Jared Dopp (August 8, 2019 12:01 PM)
I would also add the option of pursuing a graduate internship or co-op. One of my labmates did a summer internship last year and I'm currently doing a summer/fall co-op. I'm in a chemical engineering PhD program and was curious just how important a PhD might be for my personal goals after receiving my MS. In a relatively short time at the company, I've found out that a PhD is essential for my career goals. Also, once I started searching for openings I was surprised at just how many companies are interested in graduate internships/co-ops. Unfortunately, not every adviser will fully support this but at the end of the day it's your career. I highly suggest considering it if you're experiencing burnout.
Anon 2 (August 8, 2019 12:19 PM)
This article seems to contemplate only 2 situations: (1) obtaining an MS only after failing out of a PhD program or deciding a PhD is not for you after all or (2) applying to get only a PhD.

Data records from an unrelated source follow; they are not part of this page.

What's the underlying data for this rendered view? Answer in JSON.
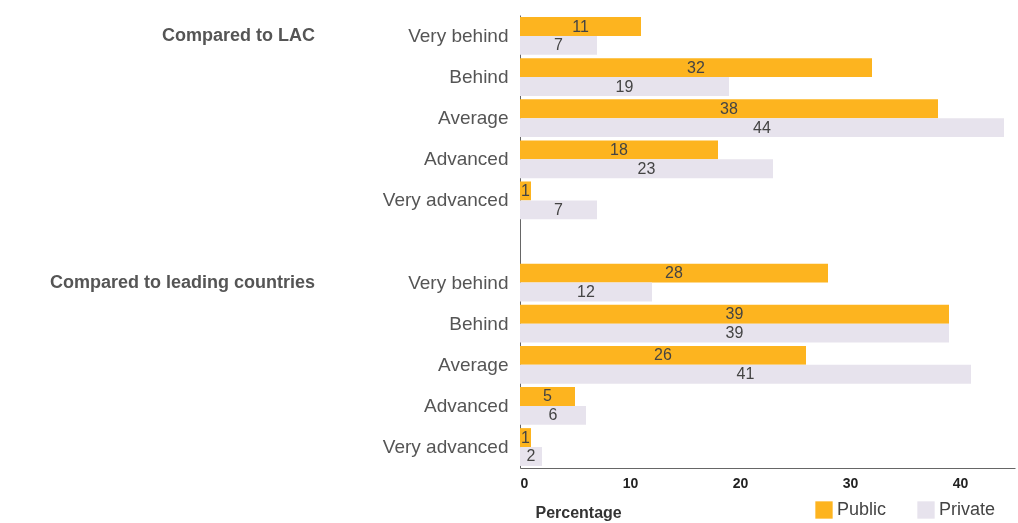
{
  "chart_data": {
    "type": "bar",
    "orientation": "horizontal",
    "categories": [
      "Very behind",
      "Behind",
      "Average",
      "Advanced",
      "Very advanced",
      "Very behind",
      "Behind",
      "Average",
      "Advanced",
      "Very advanced"
    ],
    "series": [
      {
        "name": "Public",
        "color": "#fdb41f",
        "values": [
          11,
          32,
          38,
          18,
          1,
          28,
          39,
          26,
          5,
          1
        ]
      },
      {
        "name": "Private",
        "color": "#e7e3ed",
        "values": [
          7,
          19,
          44,
          23,
          7,
          12,
          39,
          41,
          6,
          2
        ]
      }
    ],
    "xlabel": "Percentage",
    "xlim": [
      0,
      45
    ],
    "xticks": [
      0,
      10,
      20,
      30,
      40
    ],
    "annotations": [
      "Compared to LAC",
      "Compared to leading countries"
    ],
    "data_labels": true,
    "legend": "bottom right",
    "grid": false
  }
}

There is a 3rd situation (or at least there was in the 1990s, when I got my MS): getting your MS "on the way". When I was in a PhD program (at one of the UCs), once you got the required course credits and passed your 2nd year oral exam, you could apply for an MS. It wasn't a a consolation prize or a way to kick people failing the program out. I was doing well then and decided only later to "drop out." But I am well aware that the fact that I got only an MS is likely perceived by most people in the sciences as a consolation prize because I was failing, or they think I applied to get only an MS (however, back in those days, most UCs did not have this option, and mine did not).